Yeah, she was fairly specific that it was the fact that “muscle relaxants act centrally” (and Mg, if it worked, wouldn’t?) and she doesn’t like the side effects. I use two different kinds and switch off when they start to lose efficacy (like most drugs do, after a point) to avoid any risk of dependency, and the risk of dependency for these particular ones are really low even if I didn’t switch. I have a family history of addiction, and kicked a caffeine addiction in college, so I’m very careful about dependence. If she had been concerned about addiction potential, I’d have listened to her. She convinced me to go off of my “emergency” muscle relaxant, Soma, because of that risk.

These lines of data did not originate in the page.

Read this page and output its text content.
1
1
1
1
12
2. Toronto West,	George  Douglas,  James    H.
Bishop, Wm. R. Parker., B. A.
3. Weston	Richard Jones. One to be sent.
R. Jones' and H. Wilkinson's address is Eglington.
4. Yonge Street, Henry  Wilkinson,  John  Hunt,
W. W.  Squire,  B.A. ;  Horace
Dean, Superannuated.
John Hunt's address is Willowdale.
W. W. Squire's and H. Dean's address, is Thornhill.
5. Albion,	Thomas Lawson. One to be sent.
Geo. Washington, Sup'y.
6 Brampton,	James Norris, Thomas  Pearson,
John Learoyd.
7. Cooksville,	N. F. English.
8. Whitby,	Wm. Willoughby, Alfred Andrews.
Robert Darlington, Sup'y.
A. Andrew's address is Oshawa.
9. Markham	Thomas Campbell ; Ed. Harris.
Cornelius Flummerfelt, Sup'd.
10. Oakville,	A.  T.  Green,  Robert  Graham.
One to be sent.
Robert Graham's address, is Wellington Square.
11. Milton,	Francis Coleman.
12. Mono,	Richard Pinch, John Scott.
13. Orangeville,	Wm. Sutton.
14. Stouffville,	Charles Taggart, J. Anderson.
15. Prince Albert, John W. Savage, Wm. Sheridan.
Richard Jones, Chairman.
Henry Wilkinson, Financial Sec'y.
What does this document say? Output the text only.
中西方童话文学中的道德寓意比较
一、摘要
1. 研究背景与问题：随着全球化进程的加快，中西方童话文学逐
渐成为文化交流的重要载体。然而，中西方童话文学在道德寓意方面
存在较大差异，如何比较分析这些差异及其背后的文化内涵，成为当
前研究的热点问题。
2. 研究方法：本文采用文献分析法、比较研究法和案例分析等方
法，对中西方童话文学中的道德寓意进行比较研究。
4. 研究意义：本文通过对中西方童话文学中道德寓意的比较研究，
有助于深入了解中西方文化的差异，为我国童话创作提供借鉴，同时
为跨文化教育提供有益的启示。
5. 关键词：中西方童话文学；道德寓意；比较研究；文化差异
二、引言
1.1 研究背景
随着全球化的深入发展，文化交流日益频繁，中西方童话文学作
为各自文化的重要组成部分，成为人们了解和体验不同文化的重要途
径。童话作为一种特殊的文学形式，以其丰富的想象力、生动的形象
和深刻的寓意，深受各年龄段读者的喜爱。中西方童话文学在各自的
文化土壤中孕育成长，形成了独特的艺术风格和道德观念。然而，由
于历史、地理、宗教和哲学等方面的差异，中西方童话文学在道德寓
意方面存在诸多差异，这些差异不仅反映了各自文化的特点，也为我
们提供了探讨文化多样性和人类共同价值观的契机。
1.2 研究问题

But that’s not what she was worried about this time.
And like I said, I’m already switching doctors. I’d already become too uncomfortable with her recommending woo, whether out of gullibility or paternalism; this was just what convinced me to switch now rather than later.
As far as the magnesium is concerned, magnesium does play a role in muscle contraction and in the body’s ability to maintain proper potassium levels which also is important to muscle contraction. I am not an expert on the treatment of fibromyalgia but a PubMed search brought up a number of articles addressing magnesium in the treatment of this disorder.
Yeah, I ran that exact search, actually, along with a bunch of others. The problem is that basically all of the studies are basic science and not transferable to medical practice, and the couple that aren’t are crap. I was hoping someone might know of others.
Why would the doctor have you take Mg citrate? That makes an effective purge, not sure what it would do for your muscle pain. On the other hand, magnesium is a muscle relaxant, and taken in large doses can cause muscle weakness, nausea and vomiting as well as respiratory depression. Just because it is a ‘natural mineral’ doesn’t mean it is free of harmful effects.
Yeah, the best part is that, in the same email conversation, I mentioned I was having constipation and asked if she had a recommendation of laxatives, since I’m on a fair number of prescriptions and didn’t want to take one that might interfere with absorption. She recommended PEG for constipation and Mg citrate for muscles in the same email, without even mentioning Mg salts’ laxative effects.
Do you have a source for Mg being a muscle relaxant? Because that’s what I’ve been looking for.